DÉFINITION Le diabète correspond à
une hyperglycémie chronique, c’est-à-dire un taux de glucose dans le sang
supérieur à 1,26 g/L à jeun. 2 grands types de diabète sont classiquement
définis: le diabète de type 1, autrefois appelé insulino-dépendant, et le
diabète de type 2, autrefois appelé non insulino-dépendant.
CAUSES Le premier est une
maladie auto-immune résultant de l’absence de sécrétion d’insuline par les
cellules du pancréas. L’administration d’insuline à vie est donc
indispensable. Dans le second cas, la carence en insuline est progressive,
elle survient généralement vers 40-50 ans. Le diabète de type 2 résulte de
l’association de 2 anomalies: une insulino-résistance (moindre sensibilité à
l’insuline des cellules cibles de l’organisme: foie, muscle, tissu adipeux) et
une moindre sécrétion d’hormone en réponse au glucose. Des facteurs de
prédisposition tels que l’hérédité, le surpoids ou le manque d’activité physique
favorisent ce type de diabète.
SYMPTÔMES Les symptômes les plus
apparents sont : - diabète
du type 1: perte
de poids, soif excessive et déshydratation, miction fréquente, faim insatiable,
vision trouble, faiblesse, fatigue, somnolence, vomissements ou nausée,
irritabilité soudaine. - diabète
de type 2: les
symptômes sont moins perceptibles (cicatrisation lente des blessures, flou
visuel, sautes d'humeur, fatigue…). Certaines personnes se sentent même en bonne
santé jusqu'à ce que des examens révèlent qu'elles sont diabétiques.

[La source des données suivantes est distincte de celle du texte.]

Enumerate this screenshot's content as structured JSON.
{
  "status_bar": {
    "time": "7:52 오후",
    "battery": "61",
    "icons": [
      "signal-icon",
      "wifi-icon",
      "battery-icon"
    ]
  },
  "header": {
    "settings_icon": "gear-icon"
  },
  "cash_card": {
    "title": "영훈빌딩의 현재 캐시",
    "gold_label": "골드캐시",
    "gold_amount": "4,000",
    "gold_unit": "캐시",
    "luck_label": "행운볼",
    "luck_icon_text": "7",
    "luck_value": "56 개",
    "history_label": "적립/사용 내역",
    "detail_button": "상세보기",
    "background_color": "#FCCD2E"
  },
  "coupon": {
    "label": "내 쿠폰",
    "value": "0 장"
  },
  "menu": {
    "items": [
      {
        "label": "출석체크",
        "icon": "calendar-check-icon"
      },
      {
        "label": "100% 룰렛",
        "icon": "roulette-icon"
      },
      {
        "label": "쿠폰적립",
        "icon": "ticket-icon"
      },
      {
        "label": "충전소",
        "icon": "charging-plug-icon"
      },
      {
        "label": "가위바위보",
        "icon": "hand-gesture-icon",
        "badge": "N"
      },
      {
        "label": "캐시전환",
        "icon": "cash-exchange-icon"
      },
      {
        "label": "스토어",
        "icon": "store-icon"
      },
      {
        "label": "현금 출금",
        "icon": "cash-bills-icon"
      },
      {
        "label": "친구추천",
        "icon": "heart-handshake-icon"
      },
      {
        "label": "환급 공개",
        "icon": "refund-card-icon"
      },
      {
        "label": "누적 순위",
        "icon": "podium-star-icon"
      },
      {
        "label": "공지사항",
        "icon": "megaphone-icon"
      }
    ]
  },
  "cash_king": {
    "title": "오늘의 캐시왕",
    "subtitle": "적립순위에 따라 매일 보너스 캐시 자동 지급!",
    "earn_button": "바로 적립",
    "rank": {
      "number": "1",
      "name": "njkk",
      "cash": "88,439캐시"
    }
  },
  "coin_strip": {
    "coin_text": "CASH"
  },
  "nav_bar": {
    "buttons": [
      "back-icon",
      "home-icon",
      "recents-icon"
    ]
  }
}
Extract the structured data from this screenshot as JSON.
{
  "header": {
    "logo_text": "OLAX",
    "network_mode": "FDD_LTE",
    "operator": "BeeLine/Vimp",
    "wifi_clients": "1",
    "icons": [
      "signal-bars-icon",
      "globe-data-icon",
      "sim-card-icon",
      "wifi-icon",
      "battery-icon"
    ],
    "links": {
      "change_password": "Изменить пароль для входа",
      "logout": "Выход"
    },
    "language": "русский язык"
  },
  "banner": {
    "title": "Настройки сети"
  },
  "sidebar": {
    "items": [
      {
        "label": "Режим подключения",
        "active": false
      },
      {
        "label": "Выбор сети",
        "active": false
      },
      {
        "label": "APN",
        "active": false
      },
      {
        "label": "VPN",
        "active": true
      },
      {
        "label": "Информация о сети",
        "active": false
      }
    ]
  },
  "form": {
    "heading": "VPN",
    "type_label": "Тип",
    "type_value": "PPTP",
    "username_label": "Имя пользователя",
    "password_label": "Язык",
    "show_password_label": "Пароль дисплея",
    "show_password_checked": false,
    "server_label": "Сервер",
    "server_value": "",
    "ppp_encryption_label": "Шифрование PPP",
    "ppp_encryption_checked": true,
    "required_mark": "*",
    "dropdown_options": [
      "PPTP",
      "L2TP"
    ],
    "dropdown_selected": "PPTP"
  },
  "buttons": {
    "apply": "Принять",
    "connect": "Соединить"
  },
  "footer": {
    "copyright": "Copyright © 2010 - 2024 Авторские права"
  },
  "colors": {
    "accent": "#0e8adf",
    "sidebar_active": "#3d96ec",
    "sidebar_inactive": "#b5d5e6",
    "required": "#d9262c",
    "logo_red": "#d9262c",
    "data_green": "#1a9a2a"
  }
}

DIAGNOSTIC Quel que soit le type de
diabète, le diagnostic passe par une prise de sang. Les 2 principaux tests
utilisés sont la mesure directe de la glycémie à jeun et la mesure de la
capacité du corps à gérer l'excès de sucre présent après avoir bu une boisson à
forte teneur en glucose.
TRAITEMENTS Dans un 1er temps, le traitement du
diabète repose sur les «règles hygiéno-diététiques»; une alimentation
équilibrée, l'obtention ou le maintien d'un poids le plus proche de la normale,
la pratique régulière d'une activité physique régulière et l'arrêt du tabac en
sont les bases. Si celles-ci ne suffisent pas, un traitement médicamenteux
(comprimés, injection d’insuline ou les 2), doit alors être envisagé. En
fonction du «mal à traiter», il existe différentes thérapeutiques : les
sulfamides hypoglycémiants (gliclazide, glibenclamide, glipizide, glimépiride)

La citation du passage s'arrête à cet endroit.